The study's objective was to identify molecular determinants of brostallicin's anti-tumor response that could guide clinical development and drug combination studies by incorporating an integrated pharmacogenomics approach. The study was conducted by SM in collaboration with the Translational Genomics Research Institute's Pharmaceutical Genomics Division in Scottsdale, Arizona.
"This study has identified certain patient groups which might be more likely to benefit from therapy with brostallicin and have been invaluable in assisting us in identifying promising clinical development strategies for future development of this novel drug candidate," said Jack Singer, M.D., Chief Medical Officer of CTI. "Ultimately, we believe this approach should shorten the clinical development time and increase the success rate by bringing us closer to being able to offer the right drug to the appropriate patient."

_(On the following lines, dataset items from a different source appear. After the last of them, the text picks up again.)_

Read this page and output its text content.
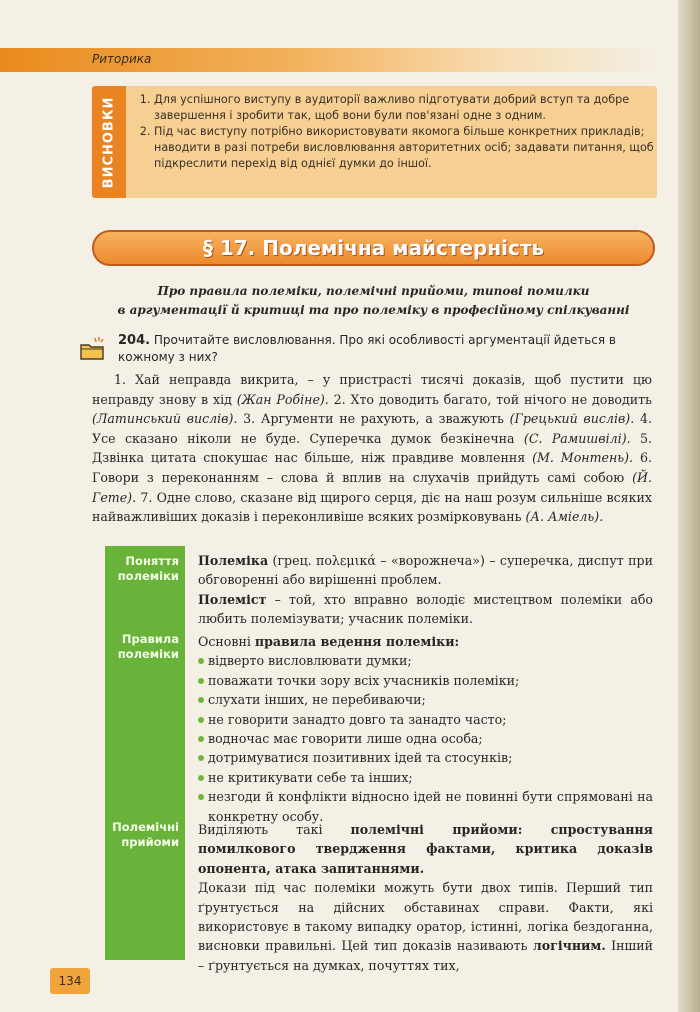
Риторика
ВИСНОВКИ
1.	Для успішного виступу в аудиторії важливо підготувати добрий вступ та добре завершення і зробити так, щоб вони були пов'язані одне з одним.
2. Під час виступу потрібно використовувати якомога більше конкретних прикладів; наводити в разі потреби висловлювання авторитетних осіб; задавати питання, щоб підкреслити перехід від однієї думки до іншої.
§ 17. Полемічна майстерність
Про правила полеміки, полемічні прийоми, типові помилки
в аргументації й критиці та про полеміку в професійному спілкуванні
204. Прочитайте висловлювання. Про які особливості аргументації йдеться в кожному з них?
1. Хай неправда викрита, – у пристрасті тисячі доказів, щоб пустити цю неправду знову в хід (Жан Робіне). 2. Хто доводить багато, той нічого не доводить (Латинський вислів). 3. Аргументи не рахують, а зважують (Грецький вислів). 4. Усе сказано ніколи не буде. Суперечка думок безкінечна (С. Рамишвілі). 5. Дзвінка цитата спокушає нас більше, ніж правдиве мовлення (М. Монтень). 6. Говори з переконанням – слова й вплив на слухачів прийдуть самі собою (Й. Гете). 7. Одне слово, сказане від щирого серця, діє на наш розум сильніше всяких найважливіших доказів і переконливіше всяких розмірковувань (А. Аміель).
Поняття
полеміки
Правила
полеміки
Полемічні
прийоми
Полеміка (грец. πολεμικά – «ворожнеча») – суперечка, диспут при обговоренні або вирішенні проблем.
Полеміст – той, хто вправно володіє мистецтвом полеміки або любить полемізувати; учасник полеміки.
Основні правила ведення полеміки:
відверто висловлювати думки;
поважати точки зору всіх учасників полеміки;
слухати інших, не перебиваючи;
не говорити занадто довго та занадто часто;
водночас має говорити лише одна особа;
дотримуватися позитивних ідей та стосунків;
не критикувати себе та інших;
незгоди й конфлікти відносно ідей не повинні бути спрямовані на конкретну особу.
Виділяють такі полемічні прийоми: спростування помилкового твердження фактами, критика доказів опонента, атака запитаннями.
Докази під час полеміки можуть бути двох типів. Перший тип ґрунтується на дійсних обставинах справи. Факти, які використовує в такому випадку оратор, істинні, логіка бездоганна, висновки правильні. Цей тип доказів називають логічним. Інший – ґрунтується на думках, почуттях тих,
134
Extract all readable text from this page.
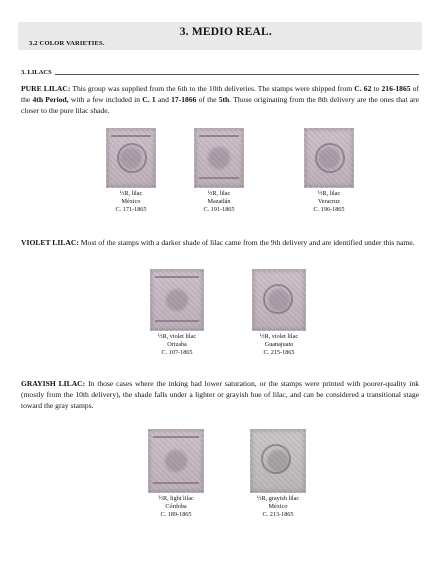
3. MEDIO REAL.
3.2 COLOR VARIETIES.
3. LILACS

PURE LILAC: This group was supplied from the 6th to the 10th deliveries. The stamps were shipped from C. 62 to 216-1865 of the 4th Period, with a few included in C. 1 and 17-1866 of the 5th. Those originating from the 8th delivery are the ones that are closer to the pure lilac shade.

½R, lilac
México
C. 171-1865
½R, lilac
Mazatlán
C. 191-1865
½R, lilac
Veracruz
C. 196-1865

VIOLET LILAC: Most of the stamps with a darker shade of lilac came from the 9th delivery and are identified under this name.

½R, violet lilac
Orizaba
C. 107-1865
½R, violet lilac
Guanajuato
C. 215-1865

GRAYISH LILAC: In those cases where the inking had lower saturation, or the stamps were printed with poorer-quality ink (mostly from the 10th delivery), the shade falls under a lighter or grayish hue of lilac, and can be considered a transitional stage toward the gray stamps.

½R, light lilac
Córdoba
C. 189-1865
½R, grayish lilac
México
C. 213-1865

Brostallicin is a small-molecule chemotherapeutic agent with a unique mechanism of action - it binds to the minor grooves located in the DNA double helix. To identify genes associated with cellular response to brostallicin, a high-throughput RNA interference screen was performed in selected ovarian cancer cell lines. RNA interference is a cellular process that results in the targeted knockdown of specific genes. The current screen assayed the effect of over 7,000 individual gene knockdowns, representing the "druggable" genome, on brostallicin response.

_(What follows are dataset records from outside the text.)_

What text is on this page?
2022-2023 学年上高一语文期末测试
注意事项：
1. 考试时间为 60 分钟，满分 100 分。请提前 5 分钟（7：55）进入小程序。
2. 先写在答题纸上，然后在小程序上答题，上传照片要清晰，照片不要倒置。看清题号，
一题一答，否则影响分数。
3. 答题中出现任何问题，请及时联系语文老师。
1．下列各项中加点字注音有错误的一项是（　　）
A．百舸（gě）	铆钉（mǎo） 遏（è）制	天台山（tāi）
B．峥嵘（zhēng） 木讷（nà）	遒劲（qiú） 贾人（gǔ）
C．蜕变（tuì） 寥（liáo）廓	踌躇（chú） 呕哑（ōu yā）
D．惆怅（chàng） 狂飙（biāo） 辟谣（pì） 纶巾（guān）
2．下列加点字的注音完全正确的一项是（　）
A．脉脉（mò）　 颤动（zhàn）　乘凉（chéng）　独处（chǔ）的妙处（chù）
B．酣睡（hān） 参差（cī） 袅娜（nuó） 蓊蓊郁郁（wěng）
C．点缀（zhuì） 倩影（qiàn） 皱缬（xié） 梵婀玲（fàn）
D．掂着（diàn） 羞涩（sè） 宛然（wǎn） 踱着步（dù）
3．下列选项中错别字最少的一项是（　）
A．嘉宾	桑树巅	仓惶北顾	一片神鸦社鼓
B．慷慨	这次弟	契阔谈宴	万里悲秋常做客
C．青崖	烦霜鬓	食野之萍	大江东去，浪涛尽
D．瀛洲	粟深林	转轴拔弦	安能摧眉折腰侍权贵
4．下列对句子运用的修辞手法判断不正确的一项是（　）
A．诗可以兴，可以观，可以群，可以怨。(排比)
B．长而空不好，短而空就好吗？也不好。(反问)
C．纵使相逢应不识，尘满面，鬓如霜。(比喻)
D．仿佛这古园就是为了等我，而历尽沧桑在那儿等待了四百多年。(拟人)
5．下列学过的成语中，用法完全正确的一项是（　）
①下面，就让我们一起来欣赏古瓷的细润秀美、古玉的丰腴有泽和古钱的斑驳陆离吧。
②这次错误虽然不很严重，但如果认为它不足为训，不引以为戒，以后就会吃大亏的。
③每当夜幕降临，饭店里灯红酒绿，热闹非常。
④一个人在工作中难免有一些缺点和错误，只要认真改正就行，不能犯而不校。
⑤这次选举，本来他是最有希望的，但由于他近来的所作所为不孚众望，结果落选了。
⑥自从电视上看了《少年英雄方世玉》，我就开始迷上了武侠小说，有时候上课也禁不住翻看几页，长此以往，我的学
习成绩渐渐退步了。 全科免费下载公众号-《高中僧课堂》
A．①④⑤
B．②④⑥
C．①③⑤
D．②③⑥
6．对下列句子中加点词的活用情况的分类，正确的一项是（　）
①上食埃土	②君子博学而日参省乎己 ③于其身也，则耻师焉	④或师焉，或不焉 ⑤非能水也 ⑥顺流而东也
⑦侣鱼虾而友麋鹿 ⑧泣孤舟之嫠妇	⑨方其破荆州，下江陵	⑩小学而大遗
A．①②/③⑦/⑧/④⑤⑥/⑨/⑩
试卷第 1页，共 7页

The identified genes, representing unique contexts of vulnerability to brostallicin, converged on cellular concepts relating to DNA repair and chromosome modification. These findings were further extended and confirmed in breast cancer cell lines, wherein the knockdown of specific genes involved in these concepts, mentioned above, resulted in an increased response to brostallicin.
To substantiate the brostallicin response observed in the RNAi studies, drugs that target selected genetic targets were tested for synergistic activity in combination with brostallicin. The outcome of this validation work has identified important contexts and rational drug combinations that will be critical for the clinical development of brostallicin.